Open‑source “vibe investing” bot drops; fans cheer, skeptics say it prints losses
TLDR: LangAlpha launches an open-source AI assistant for ongoing stock research, pitching a smarter, memory-driven workflow. The thread explodes into a split-screen: skeptics warn it’ll torch savings, critics demand proof it works in the real world, and fans hail the bold, polished release as hacker catnip.
Show HN just got a Wall Street remix: LangAlpha promises “vibe investing” with a persistent AI research buddy that remembers your stock ideas, fetches data, and spits out morning notes with slick charts. The builders jump into the comments to say it’s fully open-source, works with any AI model, and comes with a full web app—basically “Claude Code, but for portfolios.”

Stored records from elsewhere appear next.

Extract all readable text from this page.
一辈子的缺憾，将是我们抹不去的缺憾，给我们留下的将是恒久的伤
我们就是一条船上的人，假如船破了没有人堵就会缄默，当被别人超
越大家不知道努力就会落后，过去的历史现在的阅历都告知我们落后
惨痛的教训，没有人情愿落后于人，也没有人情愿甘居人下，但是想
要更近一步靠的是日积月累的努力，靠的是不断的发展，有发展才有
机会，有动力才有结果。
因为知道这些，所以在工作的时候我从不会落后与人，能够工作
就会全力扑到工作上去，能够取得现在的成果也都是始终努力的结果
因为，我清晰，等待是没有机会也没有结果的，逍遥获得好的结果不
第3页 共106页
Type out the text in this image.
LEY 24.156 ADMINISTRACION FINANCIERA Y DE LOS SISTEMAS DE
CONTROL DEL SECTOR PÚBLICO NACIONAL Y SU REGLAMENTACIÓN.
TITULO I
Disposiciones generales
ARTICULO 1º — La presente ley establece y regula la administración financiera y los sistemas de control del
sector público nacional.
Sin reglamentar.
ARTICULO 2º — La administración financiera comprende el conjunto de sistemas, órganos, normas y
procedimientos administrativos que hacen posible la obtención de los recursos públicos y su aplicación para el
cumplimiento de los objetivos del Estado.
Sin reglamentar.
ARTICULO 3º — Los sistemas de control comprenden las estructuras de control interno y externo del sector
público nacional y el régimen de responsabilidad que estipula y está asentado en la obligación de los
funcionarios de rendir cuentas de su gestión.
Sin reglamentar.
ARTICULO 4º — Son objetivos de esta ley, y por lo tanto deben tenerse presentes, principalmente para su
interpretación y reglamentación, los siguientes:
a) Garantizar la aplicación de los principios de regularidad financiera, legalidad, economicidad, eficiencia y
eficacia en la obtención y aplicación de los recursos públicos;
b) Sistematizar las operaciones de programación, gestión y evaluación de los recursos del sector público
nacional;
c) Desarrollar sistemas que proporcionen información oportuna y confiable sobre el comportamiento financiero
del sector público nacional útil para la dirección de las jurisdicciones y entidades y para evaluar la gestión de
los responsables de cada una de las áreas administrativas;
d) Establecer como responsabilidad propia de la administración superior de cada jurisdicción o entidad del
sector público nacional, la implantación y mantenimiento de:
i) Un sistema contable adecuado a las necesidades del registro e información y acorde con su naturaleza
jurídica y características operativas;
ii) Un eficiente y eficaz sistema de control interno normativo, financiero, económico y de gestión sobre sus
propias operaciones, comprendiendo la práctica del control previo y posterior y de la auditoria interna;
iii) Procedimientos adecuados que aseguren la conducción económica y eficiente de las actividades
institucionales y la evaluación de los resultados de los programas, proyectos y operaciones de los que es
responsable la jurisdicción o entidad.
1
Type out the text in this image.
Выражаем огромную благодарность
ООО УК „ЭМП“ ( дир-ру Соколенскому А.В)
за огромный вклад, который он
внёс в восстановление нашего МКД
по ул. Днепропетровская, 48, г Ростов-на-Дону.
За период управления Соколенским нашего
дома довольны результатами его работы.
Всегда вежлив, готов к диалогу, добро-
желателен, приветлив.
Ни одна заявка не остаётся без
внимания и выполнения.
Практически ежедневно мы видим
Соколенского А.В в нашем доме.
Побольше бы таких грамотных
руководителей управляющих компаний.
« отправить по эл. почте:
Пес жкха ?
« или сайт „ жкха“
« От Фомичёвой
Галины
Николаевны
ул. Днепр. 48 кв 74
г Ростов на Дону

The crowd? Absolutely split. The first hot take slams the brakes: “Then people would lose a lot of money.” That set the tone for the doomer vs. dreamer showdown. One camp demands receipts—“show us real cases, prove the data is right, not just vibes.” Another throws shade at the launch post itself, calling it “a low effort Claude response,” accusing the write-up of sounding AI-generated. Meanwhile, the hype squad rolls in with guitar riffs: “Never anger the gods of code,” complete with metal-horn ASCII art, cheering the audacity of shipping a polished, open-source finance agent.
Underneath the drama, the pitch is simple: instead of one-off questions to a chatbot, you keep a living research workspace that updates as the market moves. It’s a bold idea—and the comments are a cage match over whether that boldness leads to smarter decisions or expensive lessons.
Key Points
- •LangAlpha is an AI agent harness for investment research that maintains persistent workspaces for iterative, Bayesian-style analysis.
- •It deploys parallel subagents to gather market, news, and macro data and can produce morning notes with interactive visualizations.
- •Programmatic Tool Calling lets the agent write and run Python against MCP servers for complex analysis while reducing LLM token usage.
- •A finance research workbench offers a web UI with TradingView charting, live WebSocket market data, and subagent monitoring.
- •The system includes automations, a provider-agnostic LLM layer with failover, a 24-layer middleware stack, and security via pgcrypto and credential redaction.